|My good friend is gone...|
I don't know where to, or how to, start, except to say we will soon lose a dear friend ***and fellow ACCD alumni. Marty Rosenthal is in a hospice with family at his side, and I am told his time is near...
No, I really don't know where to start. I first met Martin in a Jack Leynnwood class at Art Center College of Design in SoCal. He loved drawing cars and took every chance he had to get Jack to fix his illustrations. To be honest, I really didn't think Martin was Art Center material. I wasn't the only artist to feel that way and felt the school was lowering its standards to except someone like Marty.
Kinda snotty, I know, and not really like me.
But, on a personal level, one just couldn't help but love Marty. He was curious about everything unlike many of us, who were on a one track road to illustrative "hell"! Martin D. Rosenthal just had an infectious way about himself that you just couldn't deny. I guess finding cancer in your body at an early age will do that to a person. Living and loving each damn day on this wonderful earth like it was your last.
I try my best to remember that, though I usually fail, miserably!
Because of the recurring cancerous situation, he didn't complete his degree the time frame I did, and I lost track of his life and career until he, one day, drove by my house in South Pasadena, in his cherry black Camaro, I believe, just beaming from ear to ear. He was also smiling because he was gonna get married and that he got hired at an aerospace company in Long Beach and was quite happy striving to be the artist he felt he could be. We met a year or so later at the Salt Shaker, with his new wife and two twin baby girls.
Smiles all around and no cancer in sight!
But, living life in the "long run" ain't always so stable, or pretty. A few years later, he, and others from the art group, were let go at the aerospace plant, and his wife left him and the twins. If he told me about how it all came crashing down, I listened with one ear. All I know is Marty parented those two girls all through their childhood and they grew up to be something any father would be proud of. He took odd jobs where ever he could, went to night school, and finally settled on a substitute teacher job, so he could be with his girls and take care of them.

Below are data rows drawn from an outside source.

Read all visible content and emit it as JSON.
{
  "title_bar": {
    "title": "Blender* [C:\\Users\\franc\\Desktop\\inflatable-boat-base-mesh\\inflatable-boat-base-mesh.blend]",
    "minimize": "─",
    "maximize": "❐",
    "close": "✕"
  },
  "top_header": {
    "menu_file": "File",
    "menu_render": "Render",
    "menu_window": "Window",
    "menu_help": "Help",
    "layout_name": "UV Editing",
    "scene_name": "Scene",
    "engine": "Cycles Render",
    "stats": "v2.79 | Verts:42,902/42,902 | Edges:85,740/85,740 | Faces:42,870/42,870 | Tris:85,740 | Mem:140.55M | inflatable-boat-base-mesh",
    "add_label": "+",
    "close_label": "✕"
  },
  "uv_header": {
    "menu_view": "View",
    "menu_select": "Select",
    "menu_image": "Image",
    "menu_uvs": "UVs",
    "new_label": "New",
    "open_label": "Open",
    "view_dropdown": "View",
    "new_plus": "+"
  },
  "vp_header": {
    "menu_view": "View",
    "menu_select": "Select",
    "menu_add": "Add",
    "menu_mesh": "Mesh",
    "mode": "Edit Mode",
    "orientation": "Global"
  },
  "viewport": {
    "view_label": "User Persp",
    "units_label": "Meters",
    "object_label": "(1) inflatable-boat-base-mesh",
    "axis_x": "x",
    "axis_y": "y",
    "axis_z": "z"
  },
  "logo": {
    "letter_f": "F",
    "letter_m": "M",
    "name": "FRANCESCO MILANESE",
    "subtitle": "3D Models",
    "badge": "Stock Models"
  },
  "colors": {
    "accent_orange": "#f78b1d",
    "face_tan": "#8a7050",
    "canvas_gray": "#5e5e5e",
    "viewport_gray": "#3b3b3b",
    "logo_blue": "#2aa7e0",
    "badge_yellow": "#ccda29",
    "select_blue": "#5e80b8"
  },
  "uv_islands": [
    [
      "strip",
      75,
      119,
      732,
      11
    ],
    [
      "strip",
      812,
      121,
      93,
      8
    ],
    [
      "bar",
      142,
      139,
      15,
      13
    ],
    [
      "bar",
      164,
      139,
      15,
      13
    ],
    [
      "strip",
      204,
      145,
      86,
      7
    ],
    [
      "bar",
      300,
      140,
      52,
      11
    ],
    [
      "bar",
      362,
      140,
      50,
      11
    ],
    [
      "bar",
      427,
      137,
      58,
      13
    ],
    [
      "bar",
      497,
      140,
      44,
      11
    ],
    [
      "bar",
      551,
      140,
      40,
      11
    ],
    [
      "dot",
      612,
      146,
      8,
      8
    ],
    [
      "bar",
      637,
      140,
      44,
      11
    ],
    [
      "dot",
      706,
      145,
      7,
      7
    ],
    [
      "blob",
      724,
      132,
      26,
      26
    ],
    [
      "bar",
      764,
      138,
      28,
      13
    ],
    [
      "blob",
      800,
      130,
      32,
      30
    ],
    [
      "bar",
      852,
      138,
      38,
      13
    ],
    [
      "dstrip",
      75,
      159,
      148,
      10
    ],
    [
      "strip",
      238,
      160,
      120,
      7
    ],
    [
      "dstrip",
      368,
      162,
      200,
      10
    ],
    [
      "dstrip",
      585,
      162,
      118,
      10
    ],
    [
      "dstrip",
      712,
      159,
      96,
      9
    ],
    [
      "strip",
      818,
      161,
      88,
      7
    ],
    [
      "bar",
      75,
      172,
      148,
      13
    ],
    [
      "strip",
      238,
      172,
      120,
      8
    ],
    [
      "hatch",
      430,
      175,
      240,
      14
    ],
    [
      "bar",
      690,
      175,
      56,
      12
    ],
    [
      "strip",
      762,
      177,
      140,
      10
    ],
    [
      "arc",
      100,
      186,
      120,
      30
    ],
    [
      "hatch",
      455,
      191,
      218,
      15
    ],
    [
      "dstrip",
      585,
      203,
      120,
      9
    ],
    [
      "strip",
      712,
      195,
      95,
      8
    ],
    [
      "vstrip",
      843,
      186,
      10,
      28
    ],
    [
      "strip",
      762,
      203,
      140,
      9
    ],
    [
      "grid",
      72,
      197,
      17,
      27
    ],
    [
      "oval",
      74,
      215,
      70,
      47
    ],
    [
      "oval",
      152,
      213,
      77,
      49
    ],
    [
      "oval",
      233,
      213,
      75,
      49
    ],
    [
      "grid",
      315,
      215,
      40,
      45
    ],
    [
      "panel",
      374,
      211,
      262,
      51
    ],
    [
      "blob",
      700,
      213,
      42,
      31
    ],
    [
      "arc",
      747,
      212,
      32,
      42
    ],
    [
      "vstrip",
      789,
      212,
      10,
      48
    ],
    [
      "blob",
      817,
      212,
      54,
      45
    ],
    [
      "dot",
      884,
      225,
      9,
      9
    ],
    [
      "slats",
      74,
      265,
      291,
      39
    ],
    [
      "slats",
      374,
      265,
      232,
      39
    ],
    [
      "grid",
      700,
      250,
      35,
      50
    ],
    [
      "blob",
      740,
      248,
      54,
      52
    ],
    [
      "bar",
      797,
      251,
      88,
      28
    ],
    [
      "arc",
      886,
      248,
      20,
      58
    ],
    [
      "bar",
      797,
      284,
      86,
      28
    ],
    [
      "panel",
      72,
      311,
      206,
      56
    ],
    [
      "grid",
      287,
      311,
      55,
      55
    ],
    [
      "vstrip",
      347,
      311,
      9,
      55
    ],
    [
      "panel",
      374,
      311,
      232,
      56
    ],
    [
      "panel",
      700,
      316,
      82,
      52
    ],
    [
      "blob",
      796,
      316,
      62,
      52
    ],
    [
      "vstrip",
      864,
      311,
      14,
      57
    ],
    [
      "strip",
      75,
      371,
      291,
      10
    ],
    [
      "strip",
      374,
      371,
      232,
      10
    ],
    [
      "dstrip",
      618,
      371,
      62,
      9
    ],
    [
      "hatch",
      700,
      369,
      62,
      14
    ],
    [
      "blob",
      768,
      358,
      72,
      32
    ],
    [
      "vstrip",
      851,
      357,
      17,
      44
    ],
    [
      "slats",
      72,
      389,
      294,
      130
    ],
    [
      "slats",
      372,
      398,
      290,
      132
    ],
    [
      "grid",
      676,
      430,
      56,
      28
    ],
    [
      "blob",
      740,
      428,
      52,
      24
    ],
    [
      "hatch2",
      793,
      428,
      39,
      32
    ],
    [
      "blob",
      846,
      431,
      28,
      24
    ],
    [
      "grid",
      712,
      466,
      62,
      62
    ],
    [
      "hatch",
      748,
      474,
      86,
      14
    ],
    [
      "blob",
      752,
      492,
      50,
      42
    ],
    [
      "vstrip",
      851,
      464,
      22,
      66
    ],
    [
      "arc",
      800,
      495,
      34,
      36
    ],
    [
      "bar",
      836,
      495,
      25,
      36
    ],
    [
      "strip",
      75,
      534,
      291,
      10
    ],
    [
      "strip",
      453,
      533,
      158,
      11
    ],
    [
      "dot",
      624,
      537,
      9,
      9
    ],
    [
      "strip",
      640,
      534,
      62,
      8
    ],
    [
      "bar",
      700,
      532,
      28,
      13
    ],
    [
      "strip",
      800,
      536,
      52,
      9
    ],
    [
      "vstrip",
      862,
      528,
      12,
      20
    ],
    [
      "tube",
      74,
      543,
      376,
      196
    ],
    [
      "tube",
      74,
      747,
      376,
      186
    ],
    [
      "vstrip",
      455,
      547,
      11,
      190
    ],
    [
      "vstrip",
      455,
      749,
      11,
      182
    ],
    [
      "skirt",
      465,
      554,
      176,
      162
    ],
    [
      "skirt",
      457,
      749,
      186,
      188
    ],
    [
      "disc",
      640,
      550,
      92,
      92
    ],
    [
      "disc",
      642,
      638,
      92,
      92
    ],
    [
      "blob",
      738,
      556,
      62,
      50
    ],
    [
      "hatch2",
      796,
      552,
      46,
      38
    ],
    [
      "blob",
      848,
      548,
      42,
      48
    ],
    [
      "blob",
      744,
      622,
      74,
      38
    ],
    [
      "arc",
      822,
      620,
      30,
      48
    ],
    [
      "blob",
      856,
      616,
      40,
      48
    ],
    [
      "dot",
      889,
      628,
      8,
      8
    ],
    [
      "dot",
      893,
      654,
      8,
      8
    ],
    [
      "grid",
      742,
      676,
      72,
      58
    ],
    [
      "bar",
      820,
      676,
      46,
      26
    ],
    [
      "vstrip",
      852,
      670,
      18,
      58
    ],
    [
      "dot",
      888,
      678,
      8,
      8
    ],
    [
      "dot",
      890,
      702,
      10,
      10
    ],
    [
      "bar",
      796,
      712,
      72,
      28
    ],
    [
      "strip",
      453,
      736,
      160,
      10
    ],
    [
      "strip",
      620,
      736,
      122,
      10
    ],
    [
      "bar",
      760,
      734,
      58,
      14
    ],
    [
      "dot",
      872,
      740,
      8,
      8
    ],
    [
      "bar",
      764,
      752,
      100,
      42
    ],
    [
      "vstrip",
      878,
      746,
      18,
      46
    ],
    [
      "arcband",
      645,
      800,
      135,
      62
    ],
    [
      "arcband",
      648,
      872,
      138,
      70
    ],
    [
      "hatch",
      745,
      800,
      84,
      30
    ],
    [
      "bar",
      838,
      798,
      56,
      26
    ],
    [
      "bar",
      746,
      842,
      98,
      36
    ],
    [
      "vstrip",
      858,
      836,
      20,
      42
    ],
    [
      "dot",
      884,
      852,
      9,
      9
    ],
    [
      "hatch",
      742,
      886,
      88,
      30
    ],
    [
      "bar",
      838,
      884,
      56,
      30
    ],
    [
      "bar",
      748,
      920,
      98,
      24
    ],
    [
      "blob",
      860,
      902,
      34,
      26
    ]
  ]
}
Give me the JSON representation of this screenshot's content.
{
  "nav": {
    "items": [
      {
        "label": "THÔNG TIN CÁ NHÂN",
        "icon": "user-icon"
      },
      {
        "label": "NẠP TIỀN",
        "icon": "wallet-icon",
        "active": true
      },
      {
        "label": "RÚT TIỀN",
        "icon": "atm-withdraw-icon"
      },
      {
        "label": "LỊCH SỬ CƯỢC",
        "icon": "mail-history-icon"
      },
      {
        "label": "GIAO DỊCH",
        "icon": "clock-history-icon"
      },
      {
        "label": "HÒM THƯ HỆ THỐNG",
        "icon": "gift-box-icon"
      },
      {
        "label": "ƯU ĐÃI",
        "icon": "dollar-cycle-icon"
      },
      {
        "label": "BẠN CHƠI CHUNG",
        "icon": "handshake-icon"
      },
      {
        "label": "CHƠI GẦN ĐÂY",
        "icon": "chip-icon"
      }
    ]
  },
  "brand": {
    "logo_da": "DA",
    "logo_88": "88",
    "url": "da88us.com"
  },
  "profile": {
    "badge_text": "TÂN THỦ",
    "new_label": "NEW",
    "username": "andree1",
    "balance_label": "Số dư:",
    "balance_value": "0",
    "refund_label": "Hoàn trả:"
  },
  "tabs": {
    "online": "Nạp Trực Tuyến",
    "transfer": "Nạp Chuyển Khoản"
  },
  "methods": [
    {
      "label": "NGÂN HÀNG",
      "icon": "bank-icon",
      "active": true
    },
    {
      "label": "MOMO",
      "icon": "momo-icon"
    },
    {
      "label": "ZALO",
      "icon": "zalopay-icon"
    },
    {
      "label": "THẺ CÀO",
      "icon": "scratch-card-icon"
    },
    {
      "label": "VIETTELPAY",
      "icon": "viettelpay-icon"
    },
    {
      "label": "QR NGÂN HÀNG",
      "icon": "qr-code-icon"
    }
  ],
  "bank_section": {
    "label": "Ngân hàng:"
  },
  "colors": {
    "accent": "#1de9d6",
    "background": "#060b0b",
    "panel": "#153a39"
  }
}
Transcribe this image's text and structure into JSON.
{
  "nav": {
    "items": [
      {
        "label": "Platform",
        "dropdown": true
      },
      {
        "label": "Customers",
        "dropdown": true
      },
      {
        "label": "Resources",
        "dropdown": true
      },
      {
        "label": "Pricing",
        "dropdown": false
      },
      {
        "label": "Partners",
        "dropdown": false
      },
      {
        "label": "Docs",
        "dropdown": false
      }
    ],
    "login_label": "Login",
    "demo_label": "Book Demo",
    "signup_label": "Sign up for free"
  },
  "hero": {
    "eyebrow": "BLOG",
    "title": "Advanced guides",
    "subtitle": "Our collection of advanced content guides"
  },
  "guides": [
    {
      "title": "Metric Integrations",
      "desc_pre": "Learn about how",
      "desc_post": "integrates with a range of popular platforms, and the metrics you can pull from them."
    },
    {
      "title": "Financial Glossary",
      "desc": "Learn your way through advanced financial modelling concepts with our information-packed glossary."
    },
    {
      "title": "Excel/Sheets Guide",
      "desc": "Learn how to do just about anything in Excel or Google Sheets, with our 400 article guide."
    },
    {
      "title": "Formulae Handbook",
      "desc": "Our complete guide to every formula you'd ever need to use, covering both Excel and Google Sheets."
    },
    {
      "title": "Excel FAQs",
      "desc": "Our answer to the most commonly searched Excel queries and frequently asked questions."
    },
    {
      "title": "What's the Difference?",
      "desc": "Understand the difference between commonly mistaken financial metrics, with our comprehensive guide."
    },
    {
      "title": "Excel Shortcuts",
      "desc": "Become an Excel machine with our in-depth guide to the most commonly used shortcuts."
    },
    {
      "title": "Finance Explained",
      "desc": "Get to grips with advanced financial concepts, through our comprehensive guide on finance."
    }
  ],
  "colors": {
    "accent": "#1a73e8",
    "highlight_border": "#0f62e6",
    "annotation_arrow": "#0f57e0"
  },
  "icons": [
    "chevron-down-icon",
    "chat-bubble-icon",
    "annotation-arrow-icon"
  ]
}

Both of the twins excelled in school and got scholarships to attend college.
I lost touch with him through most of the late nineties and all through our move back to the bayou. But, I did visit his apartment when the twins were still living with him to let him know that our family was leaving for Louisiana. He told me he was thinking about moving to Phoenix, where his brother lived. The apartment was small, I believe, and, at that time, the bunk bed was in the living room, but everyone seemed healthy and happy and enthusiastic about the future.
We went to a local restaurant to catch up with each other's lives and then he showed my some of his nudes from a life drawing class that he had been taking, over the years, at Long Beach State, I think. I found them to be really well done. I told him that I was proud of his passion to be an artist against all the roadblocks, good and bad, that life put before him.
Seems at least once a year, since Therese, Brian and I moved to the bayou state, he'd call to check in on us. Some time in that decade, he told me the cancer had returned but that it was not going to be a problem. His girls were now on their own and he was moving to Arizona. Finding out that the illness had returned and that, to my knowledge, he was pretty much alone, fighting that battle, my wife and I would call in to check his progress.
He seemed to have licked it again.
When Facebook came along sometime in 2009, Marty was one of my first friends. It was great to be able to keep in touch with all my SoCal friends and especially, Martin. It seemed like he had a good four or five years before the cancer was back, though, at first, Martin didn't think it was serious enough to mention in our posts.
Apparently, it was.
After a year long battle in and out of hospitals, clinics, and home, my friend is, we all are afraid, is giving up the struggle. God, I feel so bad for him. When I hear people say that things happen for a reason, the insane "linebacker" in me comes out. All that Buddha, karma, goes around, comes around simplicity, really fries my ass.There's no sense or justice here.
And, to even suggest such a thing is the ultimate insult to a guy like Marty.
I really love you man, and I will always revere you as a great person and a great friend... Damn!
*** Marty passed away with family members at 3 am Father's Day morning!